Title text: No one wants an explanation more than us. Except Ms. Garofalo.

Explanation[edit]

In this comic, Randall has gone missing from the office, and his 'editors' have found only this panel from an unfinished project (of which he has labeled 'best idea ever'). The panel depicts an amalgam of science fiction disasters.

  • A crippled space station falling from orbit.
  • An exploding volcano.
  • Rampaging dinosaurs.
  • A lone hero in what appears to be a hopeless situation.

Janeane Garofalo is an actress and comedian associated with strong feminist roles and opinions. She is an unlikely choice for an action hero, but she has fringe appeal. It should be noted that in the panel it is Janeane Garofalo herself on the motorcycle, not a character played by Janeane Garofalo, meaning she is the character. Randall is parodying a mode of self-indulgence common among artists and writers, particularly those who have been prolific and have gained mass appeal. A writer might have a project he thinks of as his "best idea ever," but upon examination, it is just a mish-mash of ideas the writer thinks are cool, which don't add up to a coherent story. This type of project is self-indulgent because it allows the writer to feel like he's exercising creative impulses he can't use in his regular work, even though the actual project has little artistic merit and is unlikely to appeal to a popular audience. In this comic, Randall winks at a lot of the hallmarks of this sort of "project:"

  • It is unfinished. The point of such a project is not to complete it, but to have a place to set down all the fun ideas you never get to use, so you can feel like you're using them. But elements like these are found throughout xkcd, so the joke is that it's absurd to need a separate outlet for them, but he has one anyway.
  • He keeps it in a folder labelled "My Best Idea Ever." A writer might think of such a project as his "best idea," but it's unlikely anyone would use that phrase as a working title. Using it so boldly here emphasizes the self-indulgent nature of the enterprise.
  • It includes a ton of scattershot, disconnected ideas that are all cool individually, but are likely to require massive amounts of suspension of disbelief when combined:
  • Why does a motorbike exist on a small spacecraft?
  • The aircraft and its rider both require an amount of air pressure.
  • On a falling spacecraft that air pressure would amount to enough air compression to fry the motorcycle and its rider.
  • What keeps the motorcycle on the falling spacecraft?
  • How is Ms.
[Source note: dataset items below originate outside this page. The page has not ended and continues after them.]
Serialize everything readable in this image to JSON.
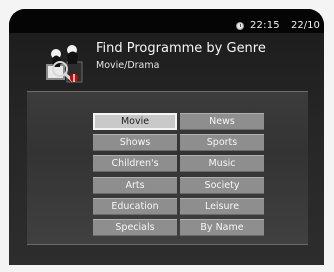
{
  "status": {
    "time": "22:15",
    "date": "22/10"
  },
  "header": {
    "title": "Find Programme by Genre",
    "subtitle": "Movie/Drama"
  },
  "genres": [
    {
      "label": "Movie",
      "selected": true
    },
    {
      "label": "News"
    },
    {
      "label": "Shows"
    },
    {
      "label": "Sports"
    },
    {
      "label": "Children's"
    },
    {
      "label": "Music"
    },
    {
      "label": "Arts"
    },
    {
      "label": "Society"
    },
    {
      "label": "Education"
    },
    {
      "label": "Leisure"
    },
    {
      "label": "Specials"
    },
    {
      "label": "By Name"
    }
  ],
  "icons": {
    "status": "clock-icon",
    "header": "genre-search-icon"
  }
}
Garofalo supposed to survive the impact?
  • Dinosaurs and spacecrafts should be tens of millions of years apart from each other.
  • If the volcano explodes: Will the dinosaurs still attack her and not just flee?

Some of the ideas (dinosaurs, spacecraft) are derivative of Randall's prior work; others (volcanoes, Janeane Garofalo) are not. It is telling, though, that the closeup inset of the woman on the motorcycle, while referred to as Janeane Garofalo in the text, looks an awful lot like Megan.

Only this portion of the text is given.